Aku sering bertanya dalam hati, kenapa bisa seseorang bertahan dengan pekerjaan monoton yang itu-itu saja. Misal diriku ini yang seorang pengajar. Pagi sampai malam aku habiskan waktu dengan para siswa dan setumpuk buku dan ketikan yang menggunung. Yetaku baru bekerja officially2 tahun dan sudah bosan, ingin berpindah profesi. Apa mungkin aku masih terlalu muda untuk menerima gerakan rutinitas yang sama? Well, bisa jadi. Mungkin aku perlu memandang dari sudut pandang lain, seperti sudut pandang penjual kerupuk ini, yang berjalan kaki tidak kenal lelah dengan topi khasnya dan handuk menyampir di bahu selama 20 tahun lebih. Aku yakin pasti lebih karena aku tidak bisa mengingat kenangan diatas 20 tahun lalu. Namun bukan masalah pekerjaan tetap ini yang ingin aku perbincangkan. Tapi aku ingin membicarakan anaknya yang adalah temanku TK. 
Jangan bingung dengan permainan bahasaku. Itu bukan judul sinetron Indosiar. Temanku TK adalah anak dari si pedagang kerupuk keliling. Aku sudah lupa namanya; namun dia adalah anak perempuan yang manis dan sopan, juga dewasa menurutku. Mungkin kita sebut saja namanya Lila. Lila satu TK denganku tidak lama. Mungkin saat aku di TK Nol Besar. Aku kurang tahu mengapa Lila masuk ke TK ku; hal yang aku anggap aneh karena rumahnya ada di kelurahan J, sekitar 6 kilometer dari TK kami. 

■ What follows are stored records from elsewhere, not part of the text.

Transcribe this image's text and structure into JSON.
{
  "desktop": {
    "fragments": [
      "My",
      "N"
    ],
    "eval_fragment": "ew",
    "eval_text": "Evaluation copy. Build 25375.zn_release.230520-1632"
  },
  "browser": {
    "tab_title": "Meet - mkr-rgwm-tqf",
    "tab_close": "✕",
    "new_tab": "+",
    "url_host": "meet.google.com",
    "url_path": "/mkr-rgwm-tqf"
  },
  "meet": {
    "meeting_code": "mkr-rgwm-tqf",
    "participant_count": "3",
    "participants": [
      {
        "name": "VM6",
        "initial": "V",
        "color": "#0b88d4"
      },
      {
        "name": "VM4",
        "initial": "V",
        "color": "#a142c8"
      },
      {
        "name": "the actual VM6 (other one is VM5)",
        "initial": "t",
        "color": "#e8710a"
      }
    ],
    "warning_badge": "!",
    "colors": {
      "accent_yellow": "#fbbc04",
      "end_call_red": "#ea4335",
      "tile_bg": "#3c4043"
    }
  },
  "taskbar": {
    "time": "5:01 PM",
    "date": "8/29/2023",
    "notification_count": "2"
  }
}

Satu hal yang membuatku dekat dengannya adalah sikapnya. Kami masuk TK pukul 8 dan pulang pukul 10. Namun tidak dengan Lila. Dia akan pulang diatas jam 12 karena menunggu orang tuanya menjemput. Aku tidak ingat siapa yang menjemputnya, mungkin ibunya karena ayahnya di siang hari seperti itu masih berkeliling kecamatan jualan kerupuk.  Biasanya selepas jam 10 aku langsung pulang berjalan kaki. Namun terkadang aku tidak mau pulang awal; buat apa pulang awal tohjam segitu Teletubbies di Indosiar sudah selesai tayang. Jadi aku sering putuskan untuk nongkrong dulu dengan Lila di utara TK. 
Lila tidak pernah menunggu jemputan di sekolah. Dia akan ‘mengungsi’ ke rumah warga dan bermain dengan anak-anak kecil disana. Aku kagum dengan keberanian Lila untuk bergabung dengan anak-anak asing itu. Dia dengan tanpa segan langsung menyapa anak-anak dan mengajak mereka bermain pasir atau petak umpet. Aku tidak pernah punya keberanian untuk memulai perkenalan hingga belasan tahun kemudian, namun temanku satu ini kecerdasan emosionalnya bagus. Apabila anak-anak itu sudah lelah bermain, Lila lalu akan duduk diam di buk atas kali, menunggu dengan tenang untuk dijemput. Lalu mulailah dia bercerita mengenai ayahnya yang harus berjalan kaki jauh untuk berjualan. Dari situlah aku semakin tahu mengenainya (mohon maaf sekali aku tidak ingat lagi apa yang dia ceritakan. Aku benar-benar tidak ingat, aku baru berumur 5 tahun saat itu. Dan aku belum bisa baca-tulis sehingga tidak memiliki diari yang dapat aku buka dimasa kini). 
Kembali ke masa sekarang. Sering sekali saat aku berangkat ke kampus, aku melihat ayah Lila berjalan mendorong gerobak kerupuknya. Jalannya tidak lagi setegap dahulu. Kini bapak tersebut berjalan pelan dan agak membungkuk. Namun semangatnya untuk bekerja tidak jua hilang. Sebenarnya ingin sekali aku menanyakan kabar anaknya. Seperti apakah Lila saat ini? Harusnya dia telah dewasa sepertiku. Namun sepertinya sifat tertutupku mencegahku melakukannya. Sayang sekali pula aku tidak memiliki satu foto pun saat TK. Ditambah TK ku sudah tidak berbekas. Ya, hanya memori kecil ini yang masih tersisa.